My mom has never crimped a pie crust; my grandma’s limited set of specialties includes nothing as charmingly eccentric as a jello mold.
I don't think we cooked anything. I imagine we brought a gift for the hosts.
Once we stopped going to my second cousins’ and, strangely yet wonderfully, traded in the four-hour turnpike crawl for a twenty-minute drive down a two-lane road to my boyfriend’s family’s house (yes, my whole family goes to my boyfriend’s family’s for Thanksgiving), cooking existed, but it was haphazard and low-maintenance.
The four times our families have celebrated Thanksgiving together, we’ve cobbled together something different. Adam’s mom will make turkey, sweet potato casserole (a hybrid of recipes she’s found on the internet), and some sort of dish with wild rice. And then sometime on Thursday afternoon, Adam and I will make our own assortment of random vegetarian dishes (it’s a cook-what-you-eat sort of affair, in that sense), with no particular reason beyond vague desire.
I know that one year we made Alon Shaya’s roasted cauliflower (how could I forget watching my parents try to figure that one out). I can believe that we onced stuffed mushrooms and that another time I brought yeasted rolls, which competed with the frozen ones from Wegman's.
When I asked Adam if he could remember anything in particular, he said “some type of roasted sliced tomatoes, I think” (yes, tomatoes in November) and “I’m guessing we made brussels sprouts one year because I kind of remember my dad being grossed out by them.”
As for my family, my mom usually arrives toting a dessert I made but am forcing her to take credit for, too embarrassed that it’s overdressed for the occasion.

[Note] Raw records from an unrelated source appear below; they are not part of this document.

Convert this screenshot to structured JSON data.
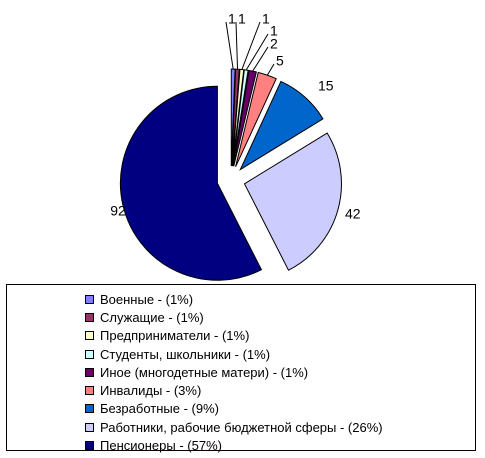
{
  "chart_data": {
    "type": "pie",
    "title": "",
    "exploded": true,
    "legend_position": "bottom",
    "slices": [
      {
        "label": "Военные - (1%)",
        "value": 1,
        "data_label": "1",
        "color": "#8080ff"
      },
      {
        "label": "Служащие - (1%)",
        "value": 1,
        "data_label": "1",
        "color": "#993366"
      },
      {
        "label": "Предприниматели - (1%)",
        "value": 1,
        "data_label": "1",
        "color": "#ffffcc"
      },
      {
        "label": "Студенты, школьники - (1%)",
        "value": 1,
        "data_label": "1",
        "color": "#ccffff"
      },
      {
        "label": "Иное (многодетные матери) - (1%)",
        "value": 2,
        "data_label": "2",
        "color": "#660066"
      },
      {
        "label": "Инвалиды - (3%)",
        "value": 5,
        "data_label": "5",
        "color": "#ff8080"
      },
      {
        "label": "Безработные - (9%)",
        "value": 15,
        "data_label": "15",
        "color": "#0066cc"
      },
      {
        "label": "Работники, рабочие бюджетной сферы - (26%)",
        "value": 42,
        "data_label": "42",
        "color": "#ccccff"
      },
      {
        "label": "Пенсионеры - (57%)",
        "value": 92,
        "data_label": "92",
        "color": "#000080"
      }
    ]
  }
}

The only constant is that I pick something that’s way more complicated than necessary and then fail to execute it well.
And that whatever I make, my boyfriend’s dad declares it “the best he’s ever had." Then we all forget about it until next year's Thanksgiving meal conversation.
It's fine. It's good. It's fortunate. It's something to be grateful for.
Yet when I hear tales of 80-person leftover feasts, of intergenerational stuffing feuds, of day-long pie-making marathons with Grandma, of father-daughter turducken, I can’t help but wonder if I’m missing out. My house doesn’t smell like turkey from Wednesday morning to Saturday night (I’ve never even tasted turkey!). Some of our pies come from the grocery store.
Thankfully, this fear of inadequacy eases, quickly, into relief. For this control freak, my expectations for Thanksgiving are, shockingly, reasonable. And the pressure’s off. It’s nice to cede to the eccentricities of someone else’s family, to their kitchen quirks (knives in the dishwasher) and food tendencies (zucchini in November).
With longstanding traditions to maintain, no risk of messing them up, and no fellow food writers to impress, it’s one of the few days I can let go of some control, confident that no matter what happens, we can—and we will—try something new next year.
So it's not the most important meal—or the most important day—of the year: The dressing will be bland; there may be anemic supermarket tomatoes on the table; the cake I (make my mom) bring will try way too hard and fail, sympathetically. The menu will be random. This year, we're making Thomas Keller's bread pudding just because we tried it a few weeks back and loved it. And while I normally I spend every Friday afternoon obsessing over what to bake that weekend, I chose what I'm going to bring to Thanksgiving at 2 A.M. a few days ago: It's a pear custard tart I saw on Pinterest.
The crust may be soggy and the pears too sweet, but I think Adam's dad will proclaim it the best pear custard tart he's ever tasted (and I'll be inclined to believe him).